Wheaton announced the project in a blog post, revealing that the weekly “topical comedy” series will run for at least 12 weeks beginning on Tuesday, May 27 at 10/9c on Syfy. He describes it as “a weekly roundup of the things I love on television and on the Internet, with commentary and jokes, and the occasional visit from interesting people who make those things happen,” a sort of “Talk Soup for geeks.” As the name suggests, Wheaton will be hosting the series, as well as writing and producing it.

One interesting note is that Wheaton says a big part of the original show concept would be mocking those delightfully awful paranormal “reality” shows…you know, the sort of thing that has proliferated the former Sci-Fi Channel’s airwaves ever since the dark times…ever since the Syfy name change. The sheer fact that Syfy was on board with that speaks volumes, and further suggests that the network seems to be working hard to get back to basics, embrace their roots, and actually broadcast some quality programming.

In fact, Wheaton addressed that very intriguing prospect:

I really love that I get to be part of something that brings Science Fiction back to Syfy, and if I read correctly between the lines during our meetings with the Syfy executives, this is just the beginning of the network formerly known as Sci-Fi returning to its science fiction roots, which is awesome.

And while I might tune in even if the show was just 22 minutes of Wheaton laughing while the Ghost Hunters guys squinted ponderously at shadows, The Wil Wheaton Project has evolved from that original premise and will be tackling scripted content as well as faux reality shows — pretty much anything that fits under the umbrella of “science fiction and genre entertainment.” The show will undoubtedly be its own thing, but I can’t help but think the rise of post-show chat programs like AMC’s Talking Dead and TNT’s Falling Skies 2nd Watch (the latter hosted by Wheaton) paved the way for The Wil Wheaton Project.

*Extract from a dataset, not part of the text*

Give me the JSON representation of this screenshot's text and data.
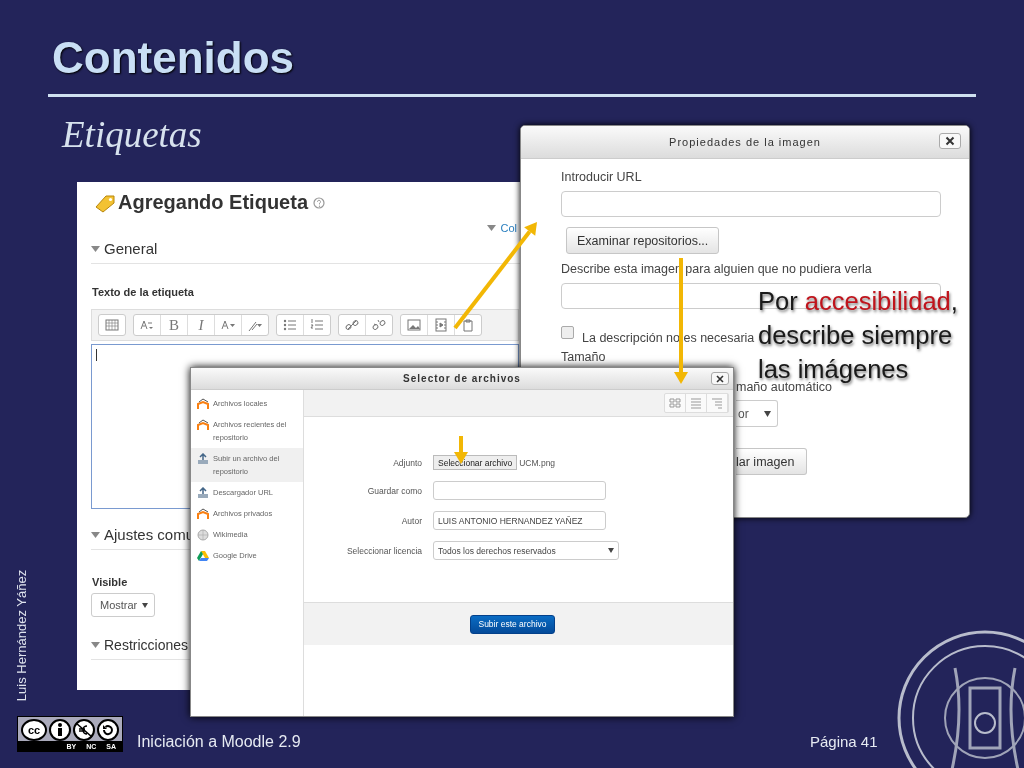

The way we consume our entertainment is so detached from the traditional models of TV viewing, we’ve somewhat lost the notion of the “water cooler moment.” I can understand shows like this one tapping into that desire to bring that sort of feeling back.

And Wil, if you’re reading this, I’m totally sorry about the “Shut Up Wesley (In An Airtight Box)” button I bought at that convention that one time.

Syfy has greenlit the 12-episode summer series, The Wil Wheaton Project (working title), a weekly topical comedy show hosted by actor and champion of geek culture Wil Wheaton. The 30-minute show will offer a funny, fast-paced exploration and celebration of science fiction and genre entertainment. The series premieres Tuesday, May 27 at 10PM ET/PT on Syfy. Each week, Wil provides his insider point-of-view, sense of humor and expertise as he dissects the week’s most popular and trending topics across sci-fi film, television and pop culture, as well as video games, viral videos and news. Wil is on his feet for the rapid-fire half hour, delivering sharp, straight-to-camera commentary as he riffs his way through content clips. The result is a fun appreciation for all things science fiction.